HONG KONG – Tens of thousands of Hong Kong residents, mostly in black, jammed the city’s streets Sunday, demanding an end to a proposed extradition bill and the resignation of the city’s top leader.
The crowds spilled into the streets from downtown Victoria Park and began marching toward the Central district, where the government headquarters is located.
The demonstrators carried banners demanding that Chief Executive Carrie Lam resign and drop the legislation completely instead of just suspending it, as she had announced Saturday.
“Our demands are simple. Carrie Lam must leave office, the extradition law must be withdrawn and the police must apologize for using extreme violence against their own people,” said bank worker John Chow as he marched with a group of his friends.
“And we will continue,” he added.
Sunday’s march looked likely to match in scale one a week earlier that brought as many as 1 million out to express their concern over the former British colony’s relations with mainland China.
The rally drew marchers both young and old. Few wore face masks or appeared concerned to hide their identities, in contrast with demonstrations a few days earlier where participants expressed worries over retribution from the authorities.
Farther down the parade route, mourners lined up to lay flowers and pay respects at a makeshift memorial for a man who fell to his death Saturday after hanging a protest banner that read in part, “Make love, no shoot” and “No extradition to China.”
The man slipped from the grasp of rescuers after clinging for a time to scaffolding outside a shopping mall. He missed a big cushion set up to capture him and was declared dead at a nearby hospital.
Pro-democracy activists were calling for a general strike on Monday despite Lam’s decision to suspend work on the legislation. Some labor unions, teachers associations and other groups were planning boycotts of work and classes.
“We encourage all the public to carry on the campaign,” said Bonny Leung and other leaders of the pro-democracy Civil Human Rights Front.
Many fear the extradition legislation would undermine freedoms enjoyed by this former colony but not elsewhere in China.
“China just wants to turn Hong Kong into another Chinese city,” said Alex To, 54, who said he runs a small business. “Carrie Lam is just a figurehead. Everything depends on the attitudes of the leaders in Beijing.”

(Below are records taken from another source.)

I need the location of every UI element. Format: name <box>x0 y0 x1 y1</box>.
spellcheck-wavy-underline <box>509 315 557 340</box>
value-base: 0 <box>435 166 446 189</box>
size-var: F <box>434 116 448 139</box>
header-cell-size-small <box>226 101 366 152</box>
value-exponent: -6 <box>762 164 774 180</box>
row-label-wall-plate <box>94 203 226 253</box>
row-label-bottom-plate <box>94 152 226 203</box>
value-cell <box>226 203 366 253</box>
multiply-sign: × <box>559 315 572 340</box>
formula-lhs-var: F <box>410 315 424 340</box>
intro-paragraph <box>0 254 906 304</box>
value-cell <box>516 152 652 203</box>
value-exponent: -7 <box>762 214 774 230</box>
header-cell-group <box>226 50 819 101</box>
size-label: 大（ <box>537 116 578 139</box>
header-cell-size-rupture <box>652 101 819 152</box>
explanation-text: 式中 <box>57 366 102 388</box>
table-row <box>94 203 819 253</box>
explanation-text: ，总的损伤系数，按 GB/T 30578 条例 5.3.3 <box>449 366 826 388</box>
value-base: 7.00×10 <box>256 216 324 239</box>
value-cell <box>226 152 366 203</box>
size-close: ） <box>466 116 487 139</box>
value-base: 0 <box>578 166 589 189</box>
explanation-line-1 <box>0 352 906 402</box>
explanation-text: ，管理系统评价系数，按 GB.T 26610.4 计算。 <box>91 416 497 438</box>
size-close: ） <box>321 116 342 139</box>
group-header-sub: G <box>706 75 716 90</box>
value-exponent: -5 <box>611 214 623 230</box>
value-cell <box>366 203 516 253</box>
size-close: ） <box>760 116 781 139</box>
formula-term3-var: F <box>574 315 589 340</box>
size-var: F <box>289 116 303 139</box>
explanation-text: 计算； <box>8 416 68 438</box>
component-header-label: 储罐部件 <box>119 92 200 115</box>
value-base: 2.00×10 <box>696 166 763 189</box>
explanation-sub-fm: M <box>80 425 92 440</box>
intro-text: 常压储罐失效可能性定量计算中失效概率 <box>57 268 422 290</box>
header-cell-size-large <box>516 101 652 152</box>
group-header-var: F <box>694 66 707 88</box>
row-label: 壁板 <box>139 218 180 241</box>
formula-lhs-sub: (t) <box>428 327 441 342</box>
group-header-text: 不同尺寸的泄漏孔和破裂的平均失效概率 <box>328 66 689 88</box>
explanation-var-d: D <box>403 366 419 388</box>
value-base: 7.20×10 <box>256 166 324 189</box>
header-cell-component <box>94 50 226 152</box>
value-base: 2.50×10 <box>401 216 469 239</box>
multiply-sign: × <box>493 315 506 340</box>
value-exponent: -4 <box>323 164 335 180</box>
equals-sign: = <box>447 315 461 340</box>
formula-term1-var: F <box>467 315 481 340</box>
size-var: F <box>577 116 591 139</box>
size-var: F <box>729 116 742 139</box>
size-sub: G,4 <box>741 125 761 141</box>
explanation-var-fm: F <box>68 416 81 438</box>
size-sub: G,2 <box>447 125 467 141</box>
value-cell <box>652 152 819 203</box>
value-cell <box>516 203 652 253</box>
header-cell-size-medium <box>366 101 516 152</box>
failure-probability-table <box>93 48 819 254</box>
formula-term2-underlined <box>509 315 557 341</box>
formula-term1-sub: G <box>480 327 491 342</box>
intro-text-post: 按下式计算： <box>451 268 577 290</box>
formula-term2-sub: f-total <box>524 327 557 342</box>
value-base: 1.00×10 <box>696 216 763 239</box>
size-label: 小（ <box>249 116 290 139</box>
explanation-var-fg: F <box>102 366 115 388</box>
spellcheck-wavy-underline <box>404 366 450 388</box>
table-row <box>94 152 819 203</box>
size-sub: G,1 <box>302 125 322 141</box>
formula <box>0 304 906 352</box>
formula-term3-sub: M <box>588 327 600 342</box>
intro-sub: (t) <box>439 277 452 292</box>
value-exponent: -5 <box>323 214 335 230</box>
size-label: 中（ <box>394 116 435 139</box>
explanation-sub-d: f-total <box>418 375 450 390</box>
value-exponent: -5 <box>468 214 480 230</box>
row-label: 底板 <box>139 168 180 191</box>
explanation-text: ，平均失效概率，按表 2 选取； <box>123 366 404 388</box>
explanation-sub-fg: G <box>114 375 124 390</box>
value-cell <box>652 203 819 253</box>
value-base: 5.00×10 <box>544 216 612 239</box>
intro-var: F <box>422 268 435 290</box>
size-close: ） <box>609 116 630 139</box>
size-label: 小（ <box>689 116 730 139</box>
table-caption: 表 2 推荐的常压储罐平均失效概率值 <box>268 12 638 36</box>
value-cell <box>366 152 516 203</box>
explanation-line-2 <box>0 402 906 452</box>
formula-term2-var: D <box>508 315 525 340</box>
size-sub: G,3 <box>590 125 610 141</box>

After Lam announced she was suspending the legislation for the sake of avoiding more violence, Chinese government officials issued multiple statements backing that decision.
Lam’s move appears to have failed to extricate her from Hong Kong’s toughest political test since the Communist Party-ruled mainland took control in 1997 with a promise not to interfere with the city’s civil liberties and courts.
Demonstrations on Wednesday turned violent, with dozens injured as police fought back with tear gas, rubber bullets and other forceful measures.
Lam has said the extradition legislation is needed if Hong Kong to uphold justice, meet its international obligations and not become a magnet for fugitives. The proposed bill would expand the scope of criminal suspect transfers to include Taiwan, Macau and mainland China.
China has been excluded from Hong Kong’s extradition agreements because of concerns over its judicial independence and human rights record.
Lam has sidestepped questions over whether she should quit and said she still plans to seek passage of the proposed amendment. She also defended how the police dealt with the clashes with demonstrators.
But she said she was suspending the bill indefinitely. It was time, she said, “for responsible government to restore as quickly as possible this calmness in society.”
“I want to stress that the government is adopting an open mind,” she said. “We have no intention to set a deadline for this work.”
Many here believe Hong Kong’s legal autonomy has been significantly diminished despite Beijing’s insistence that it is still honoring its promises, dubbed “one country, two systems.”
Prosecutions of activists, detentions without trial of five Hong Kong book publishers and the illegal seizure in Hong Kong by mainland agents of at least one mainland businessman are among moves in recent years that have unnerved many in the city of 7 million.